Estrada, E. and Fox, M. and Higham, D.J. and Oppo, G.L. (2010) Network Science. Complexity in Nature and Technology. Network Science . Springer. ISBN 978-1-84996-395-4

Full text not available in this repository.

Abstract

Connections are important: in studying nature, technology, commerce and the social sciences, it often makes sense to focus on the pattern of interactions between individual components. Furthermore, improvements in computing power have made it possible to gather, store and analyze large data sets across many disciplines, and it is apparent that universal features may exist across seemingly disparate application areas.
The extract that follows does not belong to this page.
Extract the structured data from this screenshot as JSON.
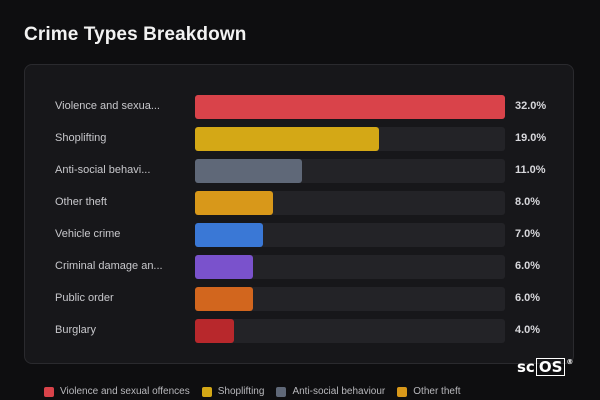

Network Science is the emerging field concerned with the study of large, realistic networks. This interdisciplinary endeavor, focusing on the patterns of interactions that arise between individual components of natural and engineered systems, has been applied to data sets from activities as diverse as high-throughput biological experiments, online trading information, smart-meter utility supplies, and pervasive telecommunications and surveillance technologies. This unique text/reference provides a fascinating insight into the state of the art in network science, highlighting the commonality across very different areas of application and the ways in which each area can be advanced by injecting ideas and techniques from another. The book includes contributions from an international selection of experts, providing viewpoints from a broad range of disciplines. It emphasizes networks that arise in nature - such as food webs, protein interactions, gene expression, and neural connections - and in technology - such as finance, airline transport, urban development and global trade.